The latest tragedy brings a focus once again on the question of how the U.S. and other countries can anticipate and counter global extremism over the long haul.
Amna Nawaz has a conversation about this very subject for our latest installment of the “NewsHour” Bookshelf.
Amna Nawaz: Despite billions of dollars spent on fighting terrorism post-9/11, the threat has evolved and shifted into something that experts agree can no longer be addressed using just military means.
Farah Pandith was the first-ever U.S. special representative to Muslim communities. She served under both presidents George W. and H.W. Bush and Barack Obama. She also worked for Secretaries of State Condoleezza Rice, Hillary Clinton and John Kerry.
She is now out with a new book “How We Win,” drawing upon her time at the National Security Council and Department of State and her experience visiting over 80 countries in those roles. In her book, she breaks down the evolution of the current threat, how our current policies further inflame it, and outlines a strategy to keep us safe.
She joins me here in the studio now.
Welcome to the “NewsHour.”
Farah Pandith: Thank you.
Amna Nawaz: So, I want to ask you about one of the specific strategies you address in here.

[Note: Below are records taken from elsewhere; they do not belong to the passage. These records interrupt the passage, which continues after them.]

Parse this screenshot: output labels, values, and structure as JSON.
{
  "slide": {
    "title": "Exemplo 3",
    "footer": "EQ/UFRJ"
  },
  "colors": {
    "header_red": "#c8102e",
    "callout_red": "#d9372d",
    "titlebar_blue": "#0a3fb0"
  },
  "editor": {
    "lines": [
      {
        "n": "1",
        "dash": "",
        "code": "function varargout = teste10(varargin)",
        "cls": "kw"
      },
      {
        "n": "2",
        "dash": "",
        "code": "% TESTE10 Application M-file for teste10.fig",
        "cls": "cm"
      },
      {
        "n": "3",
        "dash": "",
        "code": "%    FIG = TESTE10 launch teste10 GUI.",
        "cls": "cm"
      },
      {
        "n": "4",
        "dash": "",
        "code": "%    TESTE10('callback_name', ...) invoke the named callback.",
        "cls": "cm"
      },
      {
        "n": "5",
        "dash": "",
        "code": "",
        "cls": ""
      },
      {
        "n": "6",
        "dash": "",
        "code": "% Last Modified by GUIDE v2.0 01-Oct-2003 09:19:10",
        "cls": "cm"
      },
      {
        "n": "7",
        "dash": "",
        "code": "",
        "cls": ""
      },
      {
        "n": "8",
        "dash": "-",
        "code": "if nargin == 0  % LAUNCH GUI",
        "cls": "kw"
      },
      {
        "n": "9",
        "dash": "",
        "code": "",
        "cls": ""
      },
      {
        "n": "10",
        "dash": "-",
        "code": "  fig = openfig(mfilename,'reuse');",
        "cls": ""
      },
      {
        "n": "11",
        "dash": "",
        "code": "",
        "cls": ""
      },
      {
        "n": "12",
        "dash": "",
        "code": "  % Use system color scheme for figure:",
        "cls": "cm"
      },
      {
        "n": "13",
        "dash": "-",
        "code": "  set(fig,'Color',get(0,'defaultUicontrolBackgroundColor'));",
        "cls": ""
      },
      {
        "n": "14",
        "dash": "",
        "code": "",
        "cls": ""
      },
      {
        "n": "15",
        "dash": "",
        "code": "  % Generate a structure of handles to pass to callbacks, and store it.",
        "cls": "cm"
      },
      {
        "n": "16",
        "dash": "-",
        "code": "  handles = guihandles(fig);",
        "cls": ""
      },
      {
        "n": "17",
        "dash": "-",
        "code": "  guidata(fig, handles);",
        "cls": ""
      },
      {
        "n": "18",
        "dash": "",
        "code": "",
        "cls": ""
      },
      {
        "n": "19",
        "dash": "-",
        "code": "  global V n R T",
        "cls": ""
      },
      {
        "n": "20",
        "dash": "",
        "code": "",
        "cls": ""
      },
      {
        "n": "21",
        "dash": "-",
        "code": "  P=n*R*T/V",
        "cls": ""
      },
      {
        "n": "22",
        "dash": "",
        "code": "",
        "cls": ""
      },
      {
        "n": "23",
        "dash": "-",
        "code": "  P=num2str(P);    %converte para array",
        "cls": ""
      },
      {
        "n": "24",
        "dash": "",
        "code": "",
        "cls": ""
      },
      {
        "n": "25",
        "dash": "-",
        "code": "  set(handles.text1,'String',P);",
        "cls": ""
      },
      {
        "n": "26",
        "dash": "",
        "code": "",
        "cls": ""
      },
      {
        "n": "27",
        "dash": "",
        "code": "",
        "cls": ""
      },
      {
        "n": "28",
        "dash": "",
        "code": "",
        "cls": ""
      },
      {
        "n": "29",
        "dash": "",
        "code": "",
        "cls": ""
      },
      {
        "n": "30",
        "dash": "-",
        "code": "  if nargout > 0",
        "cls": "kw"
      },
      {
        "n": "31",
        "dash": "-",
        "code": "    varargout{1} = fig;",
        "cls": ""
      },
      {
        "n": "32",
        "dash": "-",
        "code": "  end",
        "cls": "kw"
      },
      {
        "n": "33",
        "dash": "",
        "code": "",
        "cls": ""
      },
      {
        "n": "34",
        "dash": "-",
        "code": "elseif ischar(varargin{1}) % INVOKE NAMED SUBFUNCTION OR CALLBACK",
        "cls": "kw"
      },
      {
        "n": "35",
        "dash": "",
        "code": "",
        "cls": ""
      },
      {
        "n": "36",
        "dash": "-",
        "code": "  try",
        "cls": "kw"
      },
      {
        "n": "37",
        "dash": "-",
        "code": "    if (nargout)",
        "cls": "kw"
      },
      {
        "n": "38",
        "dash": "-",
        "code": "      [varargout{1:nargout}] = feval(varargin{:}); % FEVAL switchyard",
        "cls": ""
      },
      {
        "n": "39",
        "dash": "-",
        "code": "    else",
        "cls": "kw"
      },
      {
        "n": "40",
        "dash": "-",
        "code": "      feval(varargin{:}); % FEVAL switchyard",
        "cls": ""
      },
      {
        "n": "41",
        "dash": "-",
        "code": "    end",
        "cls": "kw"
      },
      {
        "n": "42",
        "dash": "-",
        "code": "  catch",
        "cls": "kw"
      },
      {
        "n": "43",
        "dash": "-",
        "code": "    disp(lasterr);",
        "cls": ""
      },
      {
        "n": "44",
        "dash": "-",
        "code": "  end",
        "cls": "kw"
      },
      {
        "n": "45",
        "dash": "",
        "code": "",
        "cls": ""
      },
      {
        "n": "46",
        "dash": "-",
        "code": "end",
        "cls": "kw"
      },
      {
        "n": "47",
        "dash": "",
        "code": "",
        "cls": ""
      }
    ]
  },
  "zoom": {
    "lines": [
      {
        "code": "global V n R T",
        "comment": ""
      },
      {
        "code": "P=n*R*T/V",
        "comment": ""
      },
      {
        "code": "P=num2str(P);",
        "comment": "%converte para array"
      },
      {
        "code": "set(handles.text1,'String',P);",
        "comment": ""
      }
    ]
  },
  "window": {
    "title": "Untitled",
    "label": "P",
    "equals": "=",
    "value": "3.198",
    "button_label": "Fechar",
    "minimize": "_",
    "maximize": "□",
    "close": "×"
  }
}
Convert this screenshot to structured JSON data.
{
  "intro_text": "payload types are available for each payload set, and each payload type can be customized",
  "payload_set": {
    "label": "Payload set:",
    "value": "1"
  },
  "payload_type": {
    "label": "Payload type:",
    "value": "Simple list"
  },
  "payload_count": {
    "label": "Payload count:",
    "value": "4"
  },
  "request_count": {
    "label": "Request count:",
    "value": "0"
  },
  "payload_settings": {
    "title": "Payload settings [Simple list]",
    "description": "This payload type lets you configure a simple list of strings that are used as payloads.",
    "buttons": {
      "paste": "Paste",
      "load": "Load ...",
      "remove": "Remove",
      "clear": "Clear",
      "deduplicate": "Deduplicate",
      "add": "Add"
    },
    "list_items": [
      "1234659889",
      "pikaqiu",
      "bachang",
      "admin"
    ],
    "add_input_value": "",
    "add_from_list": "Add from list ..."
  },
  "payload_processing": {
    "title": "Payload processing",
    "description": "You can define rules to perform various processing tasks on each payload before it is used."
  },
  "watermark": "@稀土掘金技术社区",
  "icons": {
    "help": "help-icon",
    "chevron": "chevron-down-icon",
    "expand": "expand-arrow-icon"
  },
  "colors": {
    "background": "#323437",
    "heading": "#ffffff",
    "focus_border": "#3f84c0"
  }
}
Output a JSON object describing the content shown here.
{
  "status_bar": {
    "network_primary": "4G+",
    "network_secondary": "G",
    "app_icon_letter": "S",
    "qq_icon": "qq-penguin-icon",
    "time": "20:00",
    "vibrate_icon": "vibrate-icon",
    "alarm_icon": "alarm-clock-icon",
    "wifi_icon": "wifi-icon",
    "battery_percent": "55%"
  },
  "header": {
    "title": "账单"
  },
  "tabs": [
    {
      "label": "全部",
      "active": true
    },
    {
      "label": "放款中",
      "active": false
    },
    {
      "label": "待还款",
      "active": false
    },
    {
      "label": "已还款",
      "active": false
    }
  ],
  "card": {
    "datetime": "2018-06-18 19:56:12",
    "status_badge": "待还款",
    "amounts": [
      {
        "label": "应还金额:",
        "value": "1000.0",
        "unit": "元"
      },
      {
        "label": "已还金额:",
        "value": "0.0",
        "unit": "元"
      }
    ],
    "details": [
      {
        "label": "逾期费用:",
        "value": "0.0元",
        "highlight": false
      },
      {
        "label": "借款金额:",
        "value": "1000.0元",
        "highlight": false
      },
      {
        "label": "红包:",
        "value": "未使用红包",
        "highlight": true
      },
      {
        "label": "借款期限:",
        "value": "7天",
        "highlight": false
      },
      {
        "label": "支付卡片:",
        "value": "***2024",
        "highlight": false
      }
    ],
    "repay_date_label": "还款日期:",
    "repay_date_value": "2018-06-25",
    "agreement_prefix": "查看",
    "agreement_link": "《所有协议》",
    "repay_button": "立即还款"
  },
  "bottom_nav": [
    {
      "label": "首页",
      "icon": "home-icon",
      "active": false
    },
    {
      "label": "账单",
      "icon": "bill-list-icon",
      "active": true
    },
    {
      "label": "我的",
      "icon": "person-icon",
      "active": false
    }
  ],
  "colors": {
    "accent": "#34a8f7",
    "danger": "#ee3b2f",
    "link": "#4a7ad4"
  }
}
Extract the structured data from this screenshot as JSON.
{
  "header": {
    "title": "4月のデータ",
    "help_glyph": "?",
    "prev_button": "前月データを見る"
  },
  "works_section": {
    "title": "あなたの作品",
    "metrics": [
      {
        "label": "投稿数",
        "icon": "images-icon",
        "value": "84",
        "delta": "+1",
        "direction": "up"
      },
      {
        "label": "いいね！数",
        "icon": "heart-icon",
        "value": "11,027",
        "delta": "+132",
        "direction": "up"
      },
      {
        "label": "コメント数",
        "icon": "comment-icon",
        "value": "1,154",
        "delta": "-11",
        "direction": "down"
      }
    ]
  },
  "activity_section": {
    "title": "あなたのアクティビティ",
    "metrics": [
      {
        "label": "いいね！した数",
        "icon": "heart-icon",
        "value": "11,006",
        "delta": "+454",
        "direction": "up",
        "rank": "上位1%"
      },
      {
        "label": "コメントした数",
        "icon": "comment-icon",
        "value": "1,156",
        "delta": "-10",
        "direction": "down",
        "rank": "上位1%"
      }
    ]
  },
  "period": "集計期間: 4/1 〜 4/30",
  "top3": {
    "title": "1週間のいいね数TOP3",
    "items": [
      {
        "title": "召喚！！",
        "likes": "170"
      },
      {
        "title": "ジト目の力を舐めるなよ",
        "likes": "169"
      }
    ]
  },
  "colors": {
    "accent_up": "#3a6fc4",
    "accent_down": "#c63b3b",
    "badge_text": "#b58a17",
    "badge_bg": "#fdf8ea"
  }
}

There’s a lot of focus on the physical battle against extremism.
You talk a lot about the online battle, where a lot of people first come into contact with those ideologies. You talk about using former extremists in that capacity. How do we do that?
Farah Pandith: Well, let’s actually remember what the threat is.
It’s young people under the age of 30 who are lured into armies, whether it’s al-Qaida or the so called Islamic State, because they’re having a crisis of identity. And in order for them to navigate through that identity, they’re asking questions about who they are and how they express this identity.
The bad guys are providing answers for them that tell them stories about how to be a more authentic Muslim. So how do you debunk that? How do you get and disrupt their thinking?
One of the ways to do that is to bring people who are former extremists front and center, so that their narratives, the true story of what they experienced and how they got radicalized, become the thing that those young people see and hear.
Amna Nawaz: So a lot of these conversations are happening online. And a lot of those platforms, as we know, gather data on us. You write about that in the book.
You say the algorithms that they use to sell you jeans can actually be used to bring new ideas forward or counter some of those ideas. So what do the tech companies say about that? Do they think that’s their responsibility?
Farah Pandith: We know that these companies have a lot of data on us.
When we think about what we need to do to make sure that there are as many antibodies in the system that debunk an us vs. them, it needs to happen along the cultural listening lines. So technology companies do have a very strong role to play in what’s happening in the online space.
But nothing happens in the online space without it happening in the offline space as well.
Amna Nawaz: What about in the news media? You talk about comprehensive strategy. Do you think we have to change the way we cover and talk about terrorism and extremism?
Farah Pandith: I think lexicon matters.
We know that our words matter. So I think the media does enforce a particular way of thinking about things. We have to be very specific about who is a terrorist, what is a terrorist act, how we talk about particular kinds of terrorist organizations, and how they move the mind towards radicalization.
That takes a lot of very careful, very particular phraseology. And we should be very diligent in how we use it.
Amna Nawaz: You also advocate for a comprehensive strategy.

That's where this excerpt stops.